# Outdoor orchid bench recommendations?



## Migrant13 (Sep 6, 2016)

I need some advice on garden benches that I can use for my orchids during their outdoor summer vacation. The plants will be on a concrete slab under 50% shade cloth and preferably tiered benches would be best such that water cascading off of one tier does not directly hit the tier below. The greenhouse type metal benches look good but are expensive (freight is a killer) and size limited (e.g., typically 8 feet wide which is too long for my more limited space). Any suggestions/sources (short of building it yourself...I am not super handy!) would be appreciated.
Thanks in advance.


----------



## SlipperFan (Sep 6, 2016)

Try Green Barn: http://shop.greenbarnorchid.com/ They have 3 & 4 tier benches. Not cheap, but well made.

Also Bactra: http://www.plantstandfactory.com

I have both kinds and am quite happy with them.


----------



## Migrant13 (Sep 6, 2016)

Thanks for the advice Dot.


----------



## littlefrog (Sep 7, 2016)

Honestly you don't have to be super handy to build one... Last time I build a tiered bench (long time ago), I just bought some staircase stringers (pre-cut lumber for building stairs), and some 2x4s for legs, and covered it with hardware cloth (wire mesh). You could probably get the lumber store to cut things to the right lengths, and just assemble them with screws (or nails, I like screws better). Just a thought.

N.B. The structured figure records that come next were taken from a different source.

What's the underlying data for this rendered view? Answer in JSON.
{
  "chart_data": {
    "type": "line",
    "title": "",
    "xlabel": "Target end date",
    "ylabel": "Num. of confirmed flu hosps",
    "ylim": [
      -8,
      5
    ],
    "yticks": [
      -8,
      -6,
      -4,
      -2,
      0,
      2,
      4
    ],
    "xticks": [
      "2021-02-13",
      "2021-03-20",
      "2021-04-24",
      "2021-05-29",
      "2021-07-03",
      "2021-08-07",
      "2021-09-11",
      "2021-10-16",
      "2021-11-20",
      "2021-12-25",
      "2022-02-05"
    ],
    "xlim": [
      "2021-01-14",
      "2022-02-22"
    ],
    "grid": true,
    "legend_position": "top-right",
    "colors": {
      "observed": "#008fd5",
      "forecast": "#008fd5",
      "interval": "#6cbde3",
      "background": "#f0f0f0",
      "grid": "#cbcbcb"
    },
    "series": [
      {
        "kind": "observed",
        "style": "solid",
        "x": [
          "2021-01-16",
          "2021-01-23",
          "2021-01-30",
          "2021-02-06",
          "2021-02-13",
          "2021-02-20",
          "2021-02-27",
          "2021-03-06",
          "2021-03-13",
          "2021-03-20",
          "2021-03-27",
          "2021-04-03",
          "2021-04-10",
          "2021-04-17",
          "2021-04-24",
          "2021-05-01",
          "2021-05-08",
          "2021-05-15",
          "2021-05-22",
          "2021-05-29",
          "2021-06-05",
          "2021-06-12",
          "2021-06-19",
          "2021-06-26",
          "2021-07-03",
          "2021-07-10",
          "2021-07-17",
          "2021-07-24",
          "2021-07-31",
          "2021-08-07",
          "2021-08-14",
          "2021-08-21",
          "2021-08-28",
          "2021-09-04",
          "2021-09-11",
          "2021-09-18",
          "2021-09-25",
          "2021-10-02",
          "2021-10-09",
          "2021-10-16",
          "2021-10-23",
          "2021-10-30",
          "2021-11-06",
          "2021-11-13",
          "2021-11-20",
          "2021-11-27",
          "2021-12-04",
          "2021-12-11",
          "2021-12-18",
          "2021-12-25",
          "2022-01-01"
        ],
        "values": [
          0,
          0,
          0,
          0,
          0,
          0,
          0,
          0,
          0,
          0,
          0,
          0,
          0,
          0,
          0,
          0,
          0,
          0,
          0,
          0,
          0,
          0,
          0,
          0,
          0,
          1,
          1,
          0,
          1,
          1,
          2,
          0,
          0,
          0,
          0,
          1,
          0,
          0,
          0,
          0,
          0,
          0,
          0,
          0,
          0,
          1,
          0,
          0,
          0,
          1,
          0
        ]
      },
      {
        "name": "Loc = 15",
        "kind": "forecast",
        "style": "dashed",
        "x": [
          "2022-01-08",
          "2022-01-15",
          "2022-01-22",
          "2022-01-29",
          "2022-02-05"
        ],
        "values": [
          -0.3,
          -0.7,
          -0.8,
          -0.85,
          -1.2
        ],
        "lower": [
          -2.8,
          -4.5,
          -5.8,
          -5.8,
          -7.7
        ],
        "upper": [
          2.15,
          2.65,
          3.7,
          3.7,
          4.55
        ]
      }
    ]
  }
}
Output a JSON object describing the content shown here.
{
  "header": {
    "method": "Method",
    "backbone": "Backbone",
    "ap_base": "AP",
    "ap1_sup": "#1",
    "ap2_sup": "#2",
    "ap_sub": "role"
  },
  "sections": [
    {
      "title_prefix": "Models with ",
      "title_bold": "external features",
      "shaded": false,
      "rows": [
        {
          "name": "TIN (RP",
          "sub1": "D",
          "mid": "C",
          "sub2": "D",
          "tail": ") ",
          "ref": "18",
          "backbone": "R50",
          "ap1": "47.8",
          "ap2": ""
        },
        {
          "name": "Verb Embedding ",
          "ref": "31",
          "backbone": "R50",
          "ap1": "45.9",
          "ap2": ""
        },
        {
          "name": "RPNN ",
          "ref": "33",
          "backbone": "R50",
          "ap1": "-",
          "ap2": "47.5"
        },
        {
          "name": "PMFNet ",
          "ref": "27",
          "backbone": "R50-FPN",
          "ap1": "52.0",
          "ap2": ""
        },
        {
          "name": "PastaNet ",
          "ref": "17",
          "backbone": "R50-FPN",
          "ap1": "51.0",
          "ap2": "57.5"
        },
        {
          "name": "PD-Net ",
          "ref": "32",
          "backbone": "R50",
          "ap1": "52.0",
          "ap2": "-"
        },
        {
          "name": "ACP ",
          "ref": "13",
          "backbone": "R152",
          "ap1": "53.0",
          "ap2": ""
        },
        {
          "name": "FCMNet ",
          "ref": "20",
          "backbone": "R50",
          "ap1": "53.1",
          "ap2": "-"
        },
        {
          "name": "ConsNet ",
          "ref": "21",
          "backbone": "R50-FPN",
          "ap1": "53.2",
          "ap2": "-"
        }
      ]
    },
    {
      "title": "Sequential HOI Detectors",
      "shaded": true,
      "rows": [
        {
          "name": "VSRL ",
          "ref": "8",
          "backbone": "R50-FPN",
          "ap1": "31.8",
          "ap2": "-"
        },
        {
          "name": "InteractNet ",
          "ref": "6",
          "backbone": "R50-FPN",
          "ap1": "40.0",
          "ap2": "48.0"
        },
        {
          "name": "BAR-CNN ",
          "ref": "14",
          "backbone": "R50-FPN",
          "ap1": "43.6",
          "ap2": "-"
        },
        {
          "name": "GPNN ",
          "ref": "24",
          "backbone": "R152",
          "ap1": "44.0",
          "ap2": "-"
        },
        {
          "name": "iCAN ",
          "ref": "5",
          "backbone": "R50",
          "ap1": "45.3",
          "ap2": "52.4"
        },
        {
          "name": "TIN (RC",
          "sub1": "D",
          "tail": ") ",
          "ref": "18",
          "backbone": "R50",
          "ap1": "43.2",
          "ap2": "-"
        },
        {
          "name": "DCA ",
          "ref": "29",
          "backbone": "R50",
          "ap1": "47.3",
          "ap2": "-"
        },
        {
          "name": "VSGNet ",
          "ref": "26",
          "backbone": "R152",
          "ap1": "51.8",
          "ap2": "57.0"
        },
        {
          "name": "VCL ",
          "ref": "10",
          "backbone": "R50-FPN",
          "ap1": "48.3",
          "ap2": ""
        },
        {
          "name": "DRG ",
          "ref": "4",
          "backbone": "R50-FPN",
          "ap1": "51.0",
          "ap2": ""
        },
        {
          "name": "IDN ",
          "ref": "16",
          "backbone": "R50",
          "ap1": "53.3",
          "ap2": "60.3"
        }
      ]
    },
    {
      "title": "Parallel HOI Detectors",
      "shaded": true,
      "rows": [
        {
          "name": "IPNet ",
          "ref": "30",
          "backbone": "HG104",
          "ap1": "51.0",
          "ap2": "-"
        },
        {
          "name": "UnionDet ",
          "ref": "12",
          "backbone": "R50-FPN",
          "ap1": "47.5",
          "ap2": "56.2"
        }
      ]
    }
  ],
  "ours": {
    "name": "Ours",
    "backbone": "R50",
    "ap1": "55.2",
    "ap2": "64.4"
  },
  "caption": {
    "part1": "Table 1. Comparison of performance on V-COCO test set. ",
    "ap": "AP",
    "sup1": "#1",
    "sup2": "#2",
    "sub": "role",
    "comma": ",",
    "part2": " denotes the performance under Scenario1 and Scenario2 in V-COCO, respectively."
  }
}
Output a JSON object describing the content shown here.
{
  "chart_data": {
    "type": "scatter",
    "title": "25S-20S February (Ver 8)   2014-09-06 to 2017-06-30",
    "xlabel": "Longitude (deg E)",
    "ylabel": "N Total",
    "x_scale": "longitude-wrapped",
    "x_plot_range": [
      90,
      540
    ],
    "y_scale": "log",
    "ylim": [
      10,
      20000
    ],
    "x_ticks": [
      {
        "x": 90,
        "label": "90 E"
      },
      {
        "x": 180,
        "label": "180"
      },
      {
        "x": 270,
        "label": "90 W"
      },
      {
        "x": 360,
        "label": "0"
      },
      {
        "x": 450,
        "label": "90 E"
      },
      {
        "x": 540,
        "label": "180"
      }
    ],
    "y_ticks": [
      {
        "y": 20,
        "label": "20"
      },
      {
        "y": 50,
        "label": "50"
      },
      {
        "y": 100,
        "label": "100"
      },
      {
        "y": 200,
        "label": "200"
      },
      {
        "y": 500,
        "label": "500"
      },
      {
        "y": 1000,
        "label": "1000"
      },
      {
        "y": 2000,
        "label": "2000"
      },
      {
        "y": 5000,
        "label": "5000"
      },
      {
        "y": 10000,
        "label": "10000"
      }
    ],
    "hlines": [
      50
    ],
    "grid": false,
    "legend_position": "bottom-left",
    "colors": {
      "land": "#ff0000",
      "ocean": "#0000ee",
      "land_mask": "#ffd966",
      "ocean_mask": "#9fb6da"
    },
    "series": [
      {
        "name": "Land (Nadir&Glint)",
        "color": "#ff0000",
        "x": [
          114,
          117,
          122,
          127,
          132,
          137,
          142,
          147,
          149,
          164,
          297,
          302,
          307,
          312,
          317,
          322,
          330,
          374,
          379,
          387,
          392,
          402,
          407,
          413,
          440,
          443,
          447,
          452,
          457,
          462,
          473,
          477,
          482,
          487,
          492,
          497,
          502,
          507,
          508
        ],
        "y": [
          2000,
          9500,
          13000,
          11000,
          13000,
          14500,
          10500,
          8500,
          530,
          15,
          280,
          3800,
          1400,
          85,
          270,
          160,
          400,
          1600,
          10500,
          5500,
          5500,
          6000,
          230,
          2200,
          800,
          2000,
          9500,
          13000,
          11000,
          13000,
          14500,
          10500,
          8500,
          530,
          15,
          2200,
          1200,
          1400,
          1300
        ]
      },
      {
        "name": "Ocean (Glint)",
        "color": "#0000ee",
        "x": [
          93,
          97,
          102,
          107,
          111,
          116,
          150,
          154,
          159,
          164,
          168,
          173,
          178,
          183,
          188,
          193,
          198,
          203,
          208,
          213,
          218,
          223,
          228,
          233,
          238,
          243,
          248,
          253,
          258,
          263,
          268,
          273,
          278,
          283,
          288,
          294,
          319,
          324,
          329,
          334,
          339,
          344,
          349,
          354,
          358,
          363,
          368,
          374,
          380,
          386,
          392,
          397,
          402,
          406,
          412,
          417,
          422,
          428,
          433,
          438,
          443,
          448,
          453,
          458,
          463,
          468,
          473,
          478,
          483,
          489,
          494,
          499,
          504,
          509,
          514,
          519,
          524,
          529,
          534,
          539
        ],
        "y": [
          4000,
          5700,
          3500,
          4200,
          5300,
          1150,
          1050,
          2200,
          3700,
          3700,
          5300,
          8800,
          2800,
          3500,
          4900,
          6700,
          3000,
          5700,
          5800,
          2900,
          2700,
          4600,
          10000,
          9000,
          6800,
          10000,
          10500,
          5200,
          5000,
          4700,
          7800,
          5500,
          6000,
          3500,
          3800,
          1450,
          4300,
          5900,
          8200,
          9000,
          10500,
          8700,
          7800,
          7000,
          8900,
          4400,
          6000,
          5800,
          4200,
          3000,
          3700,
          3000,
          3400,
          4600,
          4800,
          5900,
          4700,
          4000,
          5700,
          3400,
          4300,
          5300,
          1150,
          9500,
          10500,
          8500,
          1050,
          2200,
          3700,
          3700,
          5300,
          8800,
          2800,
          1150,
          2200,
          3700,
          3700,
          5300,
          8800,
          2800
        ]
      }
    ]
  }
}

Second thought. Stacks of concrete blocks with some 2x6s or 2x8s on top (the way a lot of our local garden plant nurseries 'build' benches).


----------



## SlipperFan (Sep 7, 2016)

littlefrog said:


> Honestly you don't have to be super handy to build one... Last time I build a tiered bench (long time ago), I just bought some staircase stringers (pre-cut lumber for building stairs), and some 2x4s for legs, and covered it with hardware cloth (wire mesh). You could probably get the lumber store to cut things to the right lengths, and just assemble them with screws (or nails, I like screws better). Just a thought.
> 
> Second thought. Stacks of concrete blocks with some 2x6s or 2x8s on top (the way a lot of our local garden plant nurseries 'build' benches).



Staircase stringers -- clever idea. You could also use the shelving for closets for the stair steps.


----------



## Ozpaph (Sep 9, 2016)

concrete blocks and a few planks = like littlefrog said


----------



## SlipperFan (Sep 9, 2016)

Ozpaph said:


> concrete blocks and a few planks = like littlefrog said



She wants tiers. Concrete blocks can get very heavy...


----------



## Migrant13 (Sep 9, 2016)

SlipperFan said:


> She wants tiers. Concrete blocks can get very heavy...



Plus my other half wants the benches and outdoor space to look as good as possible and since she puts up with mr orchid habit, I tend to oblige! Concrete blocks would not pass muster.


----------



## emydura (Sep 9, 2016)

I'm not sure in the US but in Australia benches are very expensive, especially if you need to buy a few so you really need to make your own. I don't know one end of a drill from the other but even I could build the bench below. You just need to join up steel pipes with the galvanised tee joiners to get the frame. This is incredibly strong. You can then buy the steel mesh to use as the bench. The mesh will only come in certain sizes so you may likely need to buy a $10 bolt cutter to cut the mesh to size. The design of the bench is only limited by your imagination.

If you were to buy a bench like this it would most likely come to you in parts which you would have to assemble yourself. So why bother spending four times the money when you can do it yourself. Just go to your local steel company where they will cut the steel pipes to the length you require and provide the joiners. 

The other advantage of building your own bench is you can build the size you require. I had a gap in my glasshouse which I have filled exactly therefore maximising my space.

I'm not sure if this setup interests you but here are some photos of the bench I recently built.


----------



## abax (Sep 9, 2016)

If I can build six and eight foot benches with hardware cloth and
pressure treated wood, you certainly can. I even made the last
bench with rollers on the legs so I can move it around a bit. If
a bit fancy is required, give the wood a nice coat of stain.


----------